Hurricanes and tropical storms have caused average per capita damage of $1,240, according to New York Fed research. That makes them one of the most damaging forms of natural disasters after droughts, which cause $1,493 in per capita damages. All of those incidents, plus coastal flooding, affected fewer than 5% of counties on an annual basis from 1996 to 2023.

In comparison, winds and floods affected more than 37% of counties on an annual basis, but only caused average per capita damages of $23 and $153, respectively, the NY Fed staff found.

But that trend is shifting as hurricanes, tropical storms, floods, and coastal disasters have become increasingly damaging in recent years due to real-estate trends, population growth in coastal areas, and stronger, more frequent storm systems. Inflation-adjusted damage from hurricane and tropical storms has more than tripled in the past 10 years, rising from a per capita average of $573 from 1996 to 2004 to $1,727 in the 2014-2023 period.

Damage from coastal disasters has increased approximately tenfold during the same period, and damage from floods have nearly doubled. Drought and wildfire damage, however, have fallen by 79% and 43%, respectively, the staff reported.

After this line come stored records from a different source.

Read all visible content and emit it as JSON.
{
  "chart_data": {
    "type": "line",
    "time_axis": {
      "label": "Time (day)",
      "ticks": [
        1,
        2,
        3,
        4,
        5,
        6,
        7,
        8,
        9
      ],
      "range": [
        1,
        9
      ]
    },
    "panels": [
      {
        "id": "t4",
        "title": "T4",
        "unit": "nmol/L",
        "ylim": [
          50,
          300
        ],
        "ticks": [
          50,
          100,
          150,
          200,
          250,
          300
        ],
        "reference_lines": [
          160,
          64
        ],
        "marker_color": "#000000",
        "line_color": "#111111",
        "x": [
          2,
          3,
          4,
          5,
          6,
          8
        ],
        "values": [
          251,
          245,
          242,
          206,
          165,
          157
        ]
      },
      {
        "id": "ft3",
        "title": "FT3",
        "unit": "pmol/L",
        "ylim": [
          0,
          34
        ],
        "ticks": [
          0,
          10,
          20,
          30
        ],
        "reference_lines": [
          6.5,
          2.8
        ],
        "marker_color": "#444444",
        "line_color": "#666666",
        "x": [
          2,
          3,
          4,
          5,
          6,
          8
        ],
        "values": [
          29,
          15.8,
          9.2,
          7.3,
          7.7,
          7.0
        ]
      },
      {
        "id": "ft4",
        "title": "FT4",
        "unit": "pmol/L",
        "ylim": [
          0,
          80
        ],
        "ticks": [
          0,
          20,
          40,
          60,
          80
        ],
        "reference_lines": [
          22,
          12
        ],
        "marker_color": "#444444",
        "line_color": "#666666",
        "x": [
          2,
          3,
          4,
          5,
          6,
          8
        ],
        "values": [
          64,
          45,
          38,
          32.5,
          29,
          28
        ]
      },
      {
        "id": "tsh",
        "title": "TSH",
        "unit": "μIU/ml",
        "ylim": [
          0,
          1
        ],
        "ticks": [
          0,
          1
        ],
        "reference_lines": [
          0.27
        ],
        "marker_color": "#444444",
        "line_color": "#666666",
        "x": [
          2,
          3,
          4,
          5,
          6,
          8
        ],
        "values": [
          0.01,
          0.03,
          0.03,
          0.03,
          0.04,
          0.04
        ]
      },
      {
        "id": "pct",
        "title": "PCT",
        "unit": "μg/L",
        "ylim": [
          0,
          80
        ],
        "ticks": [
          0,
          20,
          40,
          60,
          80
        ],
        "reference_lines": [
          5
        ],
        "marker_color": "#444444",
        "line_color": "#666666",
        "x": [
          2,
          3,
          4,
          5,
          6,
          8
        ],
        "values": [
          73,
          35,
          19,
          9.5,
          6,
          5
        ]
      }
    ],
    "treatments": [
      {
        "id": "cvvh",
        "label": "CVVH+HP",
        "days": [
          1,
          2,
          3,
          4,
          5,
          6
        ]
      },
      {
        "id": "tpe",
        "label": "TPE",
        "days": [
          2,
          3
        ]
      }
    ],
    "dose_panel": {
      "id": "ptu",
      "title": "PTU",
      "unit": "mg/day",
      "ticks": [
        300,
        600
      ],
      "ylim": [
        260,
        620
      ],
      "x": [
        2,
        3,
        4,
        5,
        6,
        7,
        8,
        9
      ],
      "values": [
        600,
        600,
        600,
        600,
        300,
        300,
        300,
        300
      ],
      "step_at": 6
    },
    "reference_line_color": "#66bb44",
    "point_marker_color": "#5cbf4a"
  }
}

The New York Fed said Tuesday that the new data set and map fit into the bank’s mission by gauging the impact of localized events on activity and regional economies, including natural disasters. “Despite the economic significance of natural disasters—flowing often from their human toll—there are currently no publicly available data on the damages they cause in the United States at the county level,” staff said in a post regarding the launch.